As prior posters to this blog and media worldwide have noted, the recent Charlie Hebdo massacre reignited a debate that has been flaring off and on for years; namely, whether freedom of expression should be limited, among other things, by religious sensibilities (or sensitivities, as some might say). Not always but often, this debate is framed as one of Westerners (especially those in the U.S., where free speech has very few legal limits) versus Muslims. Thus, it was particularly interesting to note a recent Washington Post article by Asra Q. Nomani, a former WSJ reporter and author of Standing Alone: An American Woman’s Struggle for the Soul of Islam. In that article, Nomani charts what she identifies as a 10-year campaign led by the Organisation of Islamic Cooperation and others to police Muslim and non-Muslim critics of Islam under the guise of combatting “Islamophobia”. The tactics she describes have the effect of “quashing civil discourse”, preventing much needed conversation about the meaning and future of Islam. Nomani, who has received death threats, calls for renewed attention to ijtihad – the Islamic law concept of critical thinking and interpretation. Her analysis is not uncontested, but it is an important contribution to the debate and worth reading.
Tunisia, the birthplace of the 2011 Arab Spring, is now the largest source of foreigners fighting with the Islamic State. Prior to the Arab Spring, the Tunisian government maintained a half-century of aggressive secularism, banning the veil and most displays of piety, as well as jailing thousands of suspected Islamists. After the uprising, the moderate Islamist-led government introduced new religious freedoms, which were then exploited by Islamist radicals to incite violence. The government has responded by emphasizing public security, and this in turn appears to be generating repression and anger that further fuels the cause of the radicals. The lesson to be learned here is not that religious freedom is a cause of radicalization in Muslim-majority countries, but rather that when populations are denied religious freedom for extended periods of time, they become more susceptible to the destabilization of peaceful religious practice in favor of violent religious extremism.

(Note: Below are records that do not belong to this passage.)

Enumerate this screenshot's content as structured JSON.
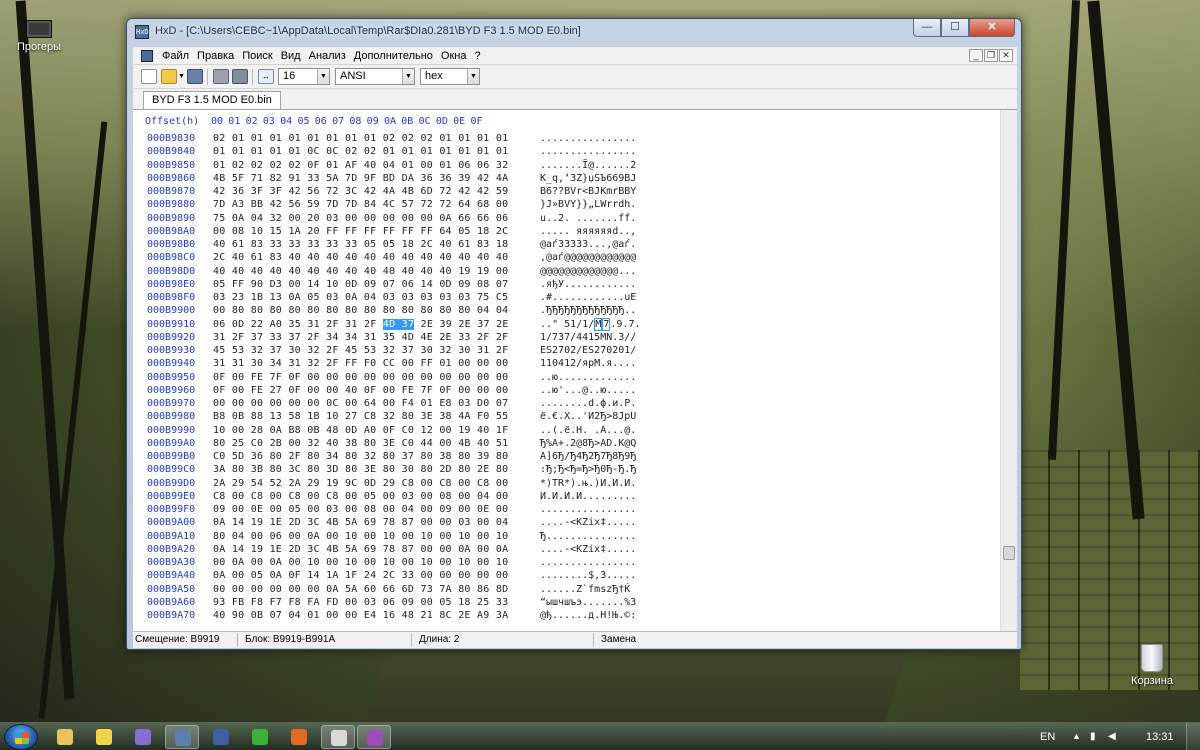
{
  "desktop": {
    "icons": [
      {
        "label": "Прогеры",
        "kind": "chip-icon"
      },
      {
        "label": "Корзина",
        "kind": "recycle-bin-icon"
      }
    ]
  },
  "window": {
    "title": "HxD - [C:\\Users\\CEBC~1\\AppData\\Local\\Temp\\Rar$DIa0.281\\BYD F3 1.5 MOD E0.bin]",
    "caption_buttons": {
      "minimize": "—",
      "maximize": "☐",
      "close": "✕"
    }
  },
  "menu": {
    "items": [
      "Файл",
      "Правка",
      "Поиск",
      "Вид",
      "Анализ",
      "Дополнительно",
      "Окна",
      "?"
    ],
    "mdi_buttons": [
      "_",
      "❐",
      "✕"
    ]
  },
  "toolbar": {
    "bytes_per_row": "16",
    "charset": "ANSI",
    "offset_base": "hex"
  },
  "tab": {
    "label": "BYD F3 1.5 MOD E0.bin"
  },
  "hex": {
    "header_offset": "Offset(h)",
    "header_cols": [
      "00",
      "01",
      "02",
      "03",
      "04",
      "05",
      "06",
      "07",
      "08",
      "09",
      "0A",
      "0B",
      "0C",
      "0D",
      "0E",
      "0F"
    ],
    "rows": [
      {
        "offset": "000B9830",
        "hex": "02 01 01 01 01 01 01 01 01 02 02 02 01 01 01 01",
        "ascii": "................"
      },
      {
        "offset": "000B9840",
        "hex": "01 01 01 01 01 0C 0C 02 02 01 01 01 01 01 01 01",
        "ascii": "................"
      },
      {
        "offset": "000B9850",
        "hex": "01 02 02 02 02 0F 01 AF 40 04 01 00 01 06 06 32",
        "ascii": ".......Ї@......2"
      },
      {
        "offset": "000B9860",
        "hex": "4B 5F 71 82 91 33 5A 7D 9F BD DA 36 36 39 42 4A",
        "ascii": "K_q‚‘3Z}џЅЪ669BJ"
      },
      {
        "offset": "000B9870",
        "hex": "42 36 3F 3F 42 56 72 3C 42 4A 4B 6D 72 42 42 59",
        "ascii": "B6??BVr<BJKmrBBY"
      },
      {
        "offset": "000B9880",
        "hex": "7D A3 BB 42 56 59 7D 7D 84 4C 57 72 72 64 68 00",
        "ascii": "}Ј»BVY}}„LWrrdh."
      },
      {
        "offset": "000B9890",
        "hex": "75 0A 04 32 00 20 03 00 00 00 00 00 0A 66 66 06",
        "ascii": "u..2. .......ff."
      },
      {
        "offset": "000B98A0",
        "hex": "00 08 10 15 1A 20 FF FF FF FF FF FF 64 05 18 2C",
        "ascii": "..... яяяяяяd..,"
      },
      {
        "offset": "000B98B0",
        "hex": "40 61 83 33 33 33 33 33 05 05 18 2C 40 61 83 18",
        "ascii": "@aѓ33333...,@aѓ."
      },
      {
        "offset": "000B98C0",
        "hex": "2C 40 61 83 40 40 40 40 40 40 40 40 40 40 40 40",
        "ascii": ",@aѓ@@@@@@@@@@@@"
      },
      {
        "offset": "000B98D0",
        "hex": "40 40 40 40 40 40 40 40 40 40 40 40 40 19 19 00",
        "ascii": "@@@@@@@@@@@@@..."
      },
      {
        "offset": "000B98E0",
        "hex": "05 FF 90 D3 00 14 10 0D 09 07 06 14 0D 09 08 07",
        "ascii": ".яђУ............"
      },
      {
        "offset": "000B98F0",
        "hex": "03 23 1B 13 0A 05 03 0A 04 03 03 03 03 03 75 C5",
        "ascii": ".#............uЕ"
      },
      {
        "offset": "000B9900",
        "hex": "00 80 80 80 80 80 80 80 80 80 80 80 80 80 04 04",
        "ascii": ".ЂЂЂЂЂЂЂЂЂЂЂЂЂ.."
      },
      {
        "offset": "000B9910",
        "hex": "06 0D 22 A0 35 31 2F 31 2F 4D 37 2E 39 2E 37 2E",
        "ascii": "..\" 51/1/M7.9.7.",
        "sel_start": 9,
        "sel_len": 2
      },
      {
        "offset": "000B9920",
        "hex": "31 2F 37 33 37 2F 34 34 31 35 4D 4E 2E 33 2F 2F",
        "ascii": "1/737/4415MN.3//"
      },
      {
        "offset": "000B9930",
        "hex": "45 53 32 37 30 32 2F 45 53 32 37 30 32 30 31 2F",
        "ascii": "ES2702/ES270201/"
      },
      {
        "offset": "000B9940",
        "hex": "31 31 30 34 31 32 2F FF F0 CC 00 FF 01 00 00 00",
        "ascii": "110412/яpМ.я...."
      },
      {
        "offset": "000B9950",
        "hex": "0F 00 FE 7F 0F 00 00 00 00 00 00 00 00 00 00 00",
        "ascii": "..ю............."
      },
      {
        "offset": "000B9960",
        "hex": "0F 00 FE 27 0F 00 00 40 0F 00 FE 7F 0F 00 00 00",
        "ascii": "..ю'...@..ю....."
      },
      {
        "offset": "000B9970",
        "hex": "00 00 00 00 00 00 0C 00 64 00 F4 01 E8 03 D0 07",
        "ascii": "........d.ф.и.Р."
      },
      {
        "offset": "000B9980",
        "hex": "B8 0B 88 13 58 1B 10 27 C8 32 80 3E 38 4A F0 55",
        "ascii": "ё.€.X..'И2Ђ>8JpU"
      },
      {
        "offset": "000B9990",
        "hex": "10 00 28 0A B8 0B 48 0D A0 0F C0 12 00 19 40 1F",
        "ascii": "..(.ё.H. .А...@."
      },
      {
        "offset": "000B99A0",
        "hex": "80 25 C0 2B 00 32 40 38 80 3E C0 44 00 4B 40 51",
        "ascii": "Ђ%А+.2@8Ђ>АD.K@Q"
      },
      {
        "offset": "000B99B0",
        "hex": "C0 5D 36 80 2F 80 34 80 32 80 37 80 38 80 39 80",
        "ascii": "А]6Ђ/Ђ4Ђ2Ђ7Ђ8Ђ9Ђ"
      },
      {
        "offset": "000B99C0",
        "hex": "3A 80 3B 80 3C 80 3D 80 3E 80 30 80 2D 80 2E 80",
        "ascii": ":Ђ;Ђ<Ђ=Ђ>Ђ0Ђ-Ђ.Ђ"
      },
      {
        "offset": "000B99D0",
        "hex": "2A 29 54 52 2A 29 19 9C 0D 29 C8 00 C8 00 C8 00",
        "ascii": "*)TR*).њ.)И.И.И."
      },
      {
        "offset": "000B99E0",
        "hex": "C8 00 C8 00 C8 00 C8 00 05 00 03 00 08 00 04 00",
        "ascii": "И.И.И.И........."
      },
      {
        "offset": "000B99F0",
        "hex": "09 00 0E 00 05 00 03 00 08 00 04 00 09 00 0E 00",
        "ascii": "................"
      },
      {
        "offset": "000B9A00",
        "hex": "0A 14 19 1E 2D 3C 4B 5A 69 78 87 00 00 03 00 04",
        "ascii": "....-<KZix‡....."
      },
      {
        "offset": "000B9A10",
        "hex": "80 04 00 06 00 0A 00 10 00 10 00 10 00 10 00 10",
        "ascii": "Ђ..............."
      },
      {
        "offset": "000B9A20",
        "hex": "0A 14 19 1E 2D 3C 4B 5A 69 78 87 00 00 0A 00 0A",
        "ascii": "....-<KZix‡....."
      },
      {
        "offset": "000B9A30",
        "hex": "00 0A 00 0A 00 10 00 10 00 10 00 10 00 10 00 10",
        "ascii": "................"
      },
      {
        "offset": "000B9A40",
        "hex": "0A 00 05 0A 0F 14 1A 1F 24 2C 33 00 00 00 00 00",
        "ascii": "........$,3....."
      },
      {
        "offset": "000B9A50",
        "hex": "00 00 00 00 00 00 0A 5A 60 66 6D 73 7A 80 86 8D",
        "ascii": "......Z`fmszЂ†Ќ"
      },
      {
        "offset": "000B9A60",
        "hex": "93 FB F8 F7 F8 FA FD 00 03 06 09 00 05 18 25 33",
        "ascii": "“ышчшъэ.......%3"
      },
      {
        "offset": "000B9A70",
        "hex": "40 90 0B 07 04 01 00 00 E4 16 48 21 8C 2E A9 3A",
        "ascii": "@ђ......д.H!Њ.©:"
      }
    ]
  },
  "status": {
    "offset": "Смещение: B9919",
    "block": "Блок: B9919-B991A",
    "length": "Длина: 2",
    "mode": "Замена"
  },
  "taskbar": {
    "lang": "EN",
    "time": "13:31",
    "apps": [
      "explorer-icon",
      "pen-icon",
      "media-player-icon",
      "hxd-icon",
      "floppy-icon",
      "utorrent-icon",
      "firefox-icon",
      "chrome-icon",
      "winrar-icon"
    ]
  }
}
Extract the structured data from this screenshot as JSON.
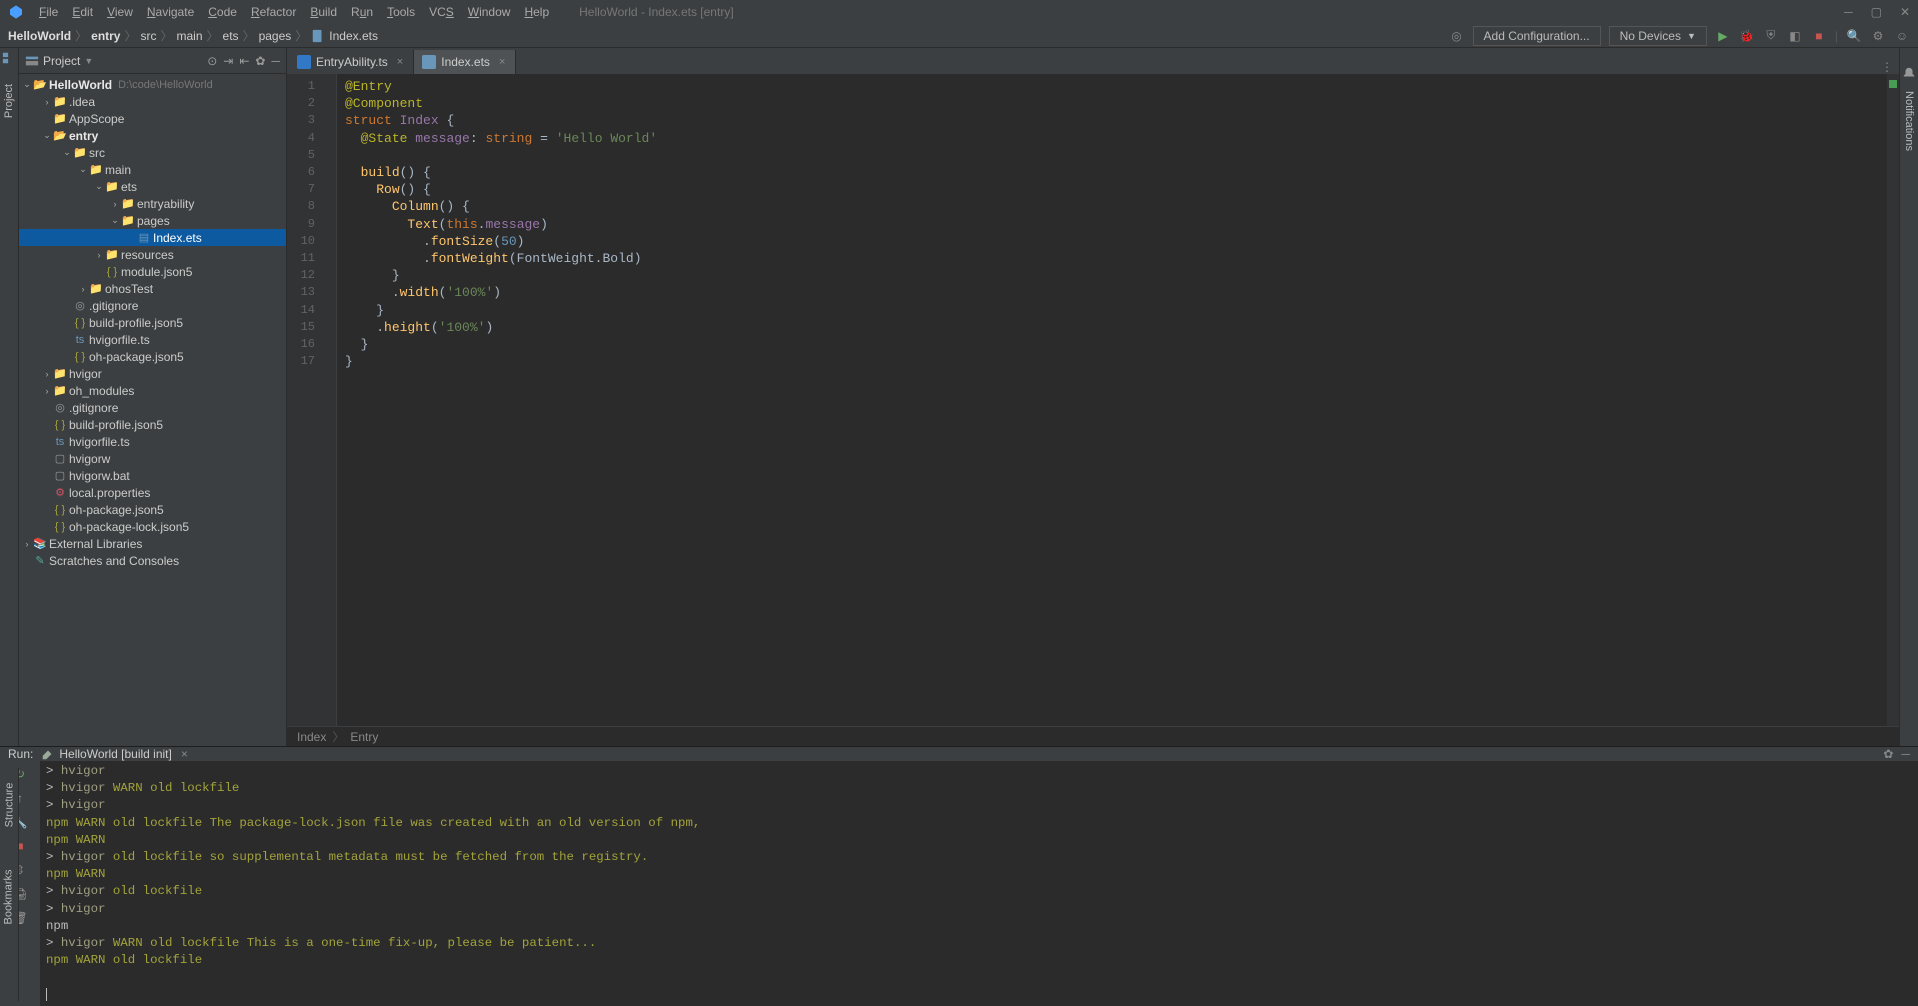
{
  "window": {
    "title": "HelloWorld - Index.ets [entry]"
  },
  "menu": [
    "File",
    "Edit",
    "View",
    "Navigate",
    "Code",
    "Refactor",
    "Build",
    "Run",
    "Tools",
    "VCS",
    "Window",
    "Help"
  ],
  "breadcrumb": [
    "HelloWorld",
    "entry",
    "src",
    "main",
    "ets",
    "pages",
    "Index.ets"
  ],
  "nav": {
    "add_config": "Add Configuration...",
    "devices": "No Devices"
  },
  "project_panel": {
    "title": "Project"
  },
  "tree": {
    "root": {
      "name": "HelloWorld",
      "path": "D:\\code\\HelloWorld"
    },
    "items": [
      ".idea",
      "AppScope",
      "entry",
      "src",
      "main",
      "ets",
      "entryability",
      "pages",
      "Index.ets",
      "resources",
      "module.json5",
      "ohosTest",
      ".gitignore",
      "build-profile.json5",
      "hvigorfile.ts",
      "oh-package.json5",
      "hvigor",
      "oh_modules",
      ".gitignore",
      "build-profile.json5",
      "hvigorfile.ts",
      "hvigorw",
      "hvigorw.bat",
      "local.properties",
      "oh-package.json5",
      "oh-package-lock.json5",
      "External Libraries",
      "Scratches and Consoles"
    ]
  },
  "editor": {
    "tabs": [
      {
        "label": "EntryAbility.ts",
        "active": false
      },
      {
        "label": "Index.ets",
        "active": true
      }
    ],
    "line_count": 17,
    "code_tokens": {
      "l1": "@Entry",
      "l2": "@Component",
      "l3_k": "struct",
      "l3_id": "Index",
      "l4_a": "@State",
      "l4_m": "message",
      "l4_t": "string",
      "l4_s": "'Hello World'",
      "l6": "build",
      "l7": "Row",
      "l8": "Column",
      "l9": "Text",
      "l9_this": "this",
      "l9_prop": "message",
      "l10": "fontSize",
      "l10_n": "50",
      "l11": "fontWeight",
      "l11_a": "FontWeight",
      "l11_b": "Bold",
      "l13": "width",
      "l13_s": "'100%'",
      "l15": "height",
      "l15_s": "'100%'"
    },
    "crumb": [
      "Index",
      "Entry"
    ]
  },
  "run": {
    "label": "Run:",
    "tab": "HelloWorld [build init]",
    "lines": [
      {
        "prefix": "> ",
        "name": "hvigor",
        "rest": ""
      },
      {
        "prefix": "> ",
        "name": "hvigor",
        "rest": " WARN old lockfile",
        "warn": true
      },
      {
        "prefix": "> ",
        "name": "hvigor",
        "rest": ""
      },
      {
        "np": "npm WARN old lockfile The package-lock.json file was created with an old version of npm,",
        "warn": true
      },
      {
        "np": "npm WARN",
        "warn": true
      },
      {
        "prefix": "> ",
        "name": "hvigor",
        "rest": "  old lockfile so supplemental metadata must be fetched from the registry.",
        "warn": true
      },
      {
        "np": "npm WARN",
        "warn": true
      },
      {
        "prefix": "> ",
        "name": "hvigor",
        "rest": "  old lockfile",
        "warn": true
      },
      {
        "prefix": "> ",
        "name": "hvigor",
        "rest": ""
      },
      {
        "np": "npm"
      },
      {
        "prefix": "> ",
        "name": "hvigor",
        "rest": " WARN old lockfile This is a one-time fix-up, please be patient...",
        "warn": true
      },
      {
        "np": "npm WARN old lockfile",
        "warn": true
      }
    ]
  },
  "left_tabs": [
    "Project"
  ],
  "right_tabs": [
    "Notifications"
  ],
  "left_bottom_tabs": [
    "Structure",
    "Bookmarks"
  ]
}
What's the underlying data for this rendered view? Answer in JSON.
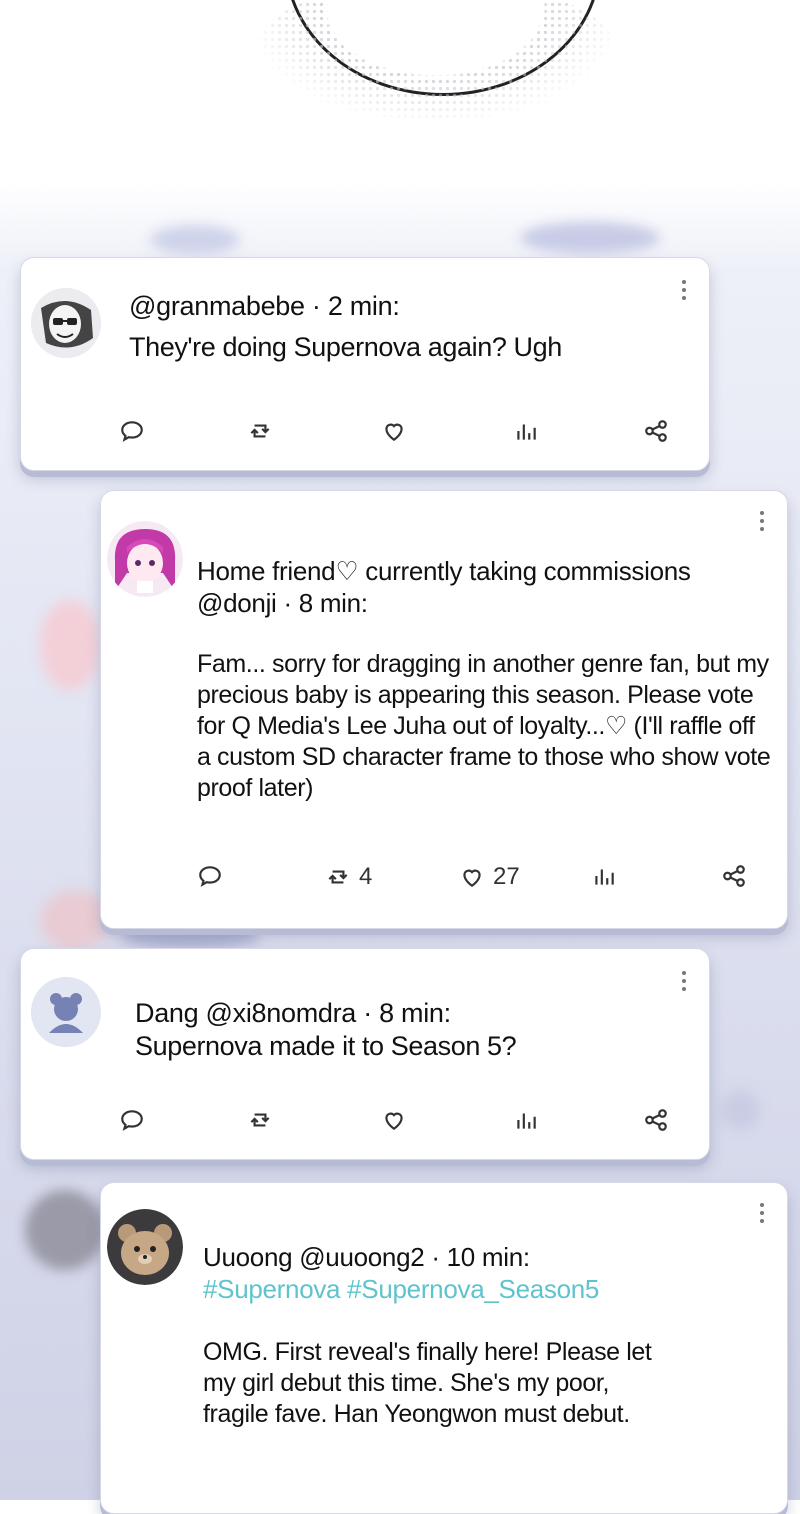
{
  "posts": [
    {
      "header": "@granmabebe · 2 min:",
      "body": "They're doing Supernova again? Ugh",
      "actions": {
        "retweets": "",
        "likes": ""
      }
    },
    {
      "display_name": "Home friend♡ currently taking commissions",
      "header": "@donji · 8 min:",
      "body": "Fam... sorry for dragging in another genre fan, but my precious baby is appearing this season. Please vote for Q Media's Lee Juha out of loyalty...♡ (I'll raffle off a custom SD character frame to those who show vote proof later)",
      "actions": {
        "retweets": "4",
        "likes": "27"
      }
    },
    {
      "header": "Dang @xi8nomdra · 8 min:",
      "body": "Supernova made it to Season 5?",
      "actions": {
        "retweets": "",
        "likes": ""
      }
    },
    {
      "header": "Uuoong @uuoong2 · 10 min:",
      "hashtags": "#Supernova #Supernova_Season5",
      "body": "OMG. First reveal's finally here! Please let my girl debut this time. She's my poor, fragile fave. Han Yeongwon must debut."
    }
  ],
  "icons": {
    "reply": "comment-icon",
    "retweet": "retweet-icon",
    "like": "heart-icon",
    "stats": "stats-icon",
    "share": "share-icon",
    "more": "more-vertical-icon"
  },
  "colors": {
    "hashtag": "#5fc3cf",
    "card_shadow": "#b7bbd6"
  }
}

In what is being hailed as a rare victory for female victims of sex crimes, a judge in Kabul has sentenced an Afghan mullah to 20 years in jail for the brutal rape of a 10-year-old girl in a mosque. Although the mullah threatened to kill the girl and her family if she told anyone, she suffered wounds that could not be hidden. In a country where victims of sexual assault can themselves be prosecuted and sent to jail, this is a notable and important win for justice.
Meanwhile, in Iran, a 26-year-old woman sentenced to death for the 2007 killing of her alleged rapist has been executed. The woman, Reyhaneh Jabbari, claimed that the killing took place in self-defense during a sexual assault. The sentence had been protested by human rights groups and Iranian activists, and the U.S. State Department condemned the execution, questioning the fairness of the trial (including reports of confessions made under severe duress and possibly torture).
Today’s edition of the Washington Post tells the story of a 14 year-old Yazidi girl and her childhood friend, who were “given as gifts” to an ISIS commander and a cleric, respectively. Their experience – including such vicious elements as attempted rape, abuse, beatings, and a terrifying but ultimately successful escape – recalls the practices of Islamic militants in Nigeria and elsewhere, where women and girls are kidnapped, enslaved, forced into marriages, and brutally assaulted. It is important to note that men and boys are taken too, often killed or forced to fight for the militants. Yet the pervasive pattern of violence against women and girls is especially disturbing, and it does not end in conflict zones. As Nazir Afzal, Chief Crown Prosecutor for North West England, notes, there are thousands of forced marriages and threats of forced marriage in the U.K. every year, and when the targeted women and girls resist, they can end up dead. Defeating ISIS and combatting Islamic militancy is essential not just to protecting national security, but also to protecting the human dignity of women and girls everywhere. So, too, must we work to stop the cultural practices that sanction and perpetuate such violence.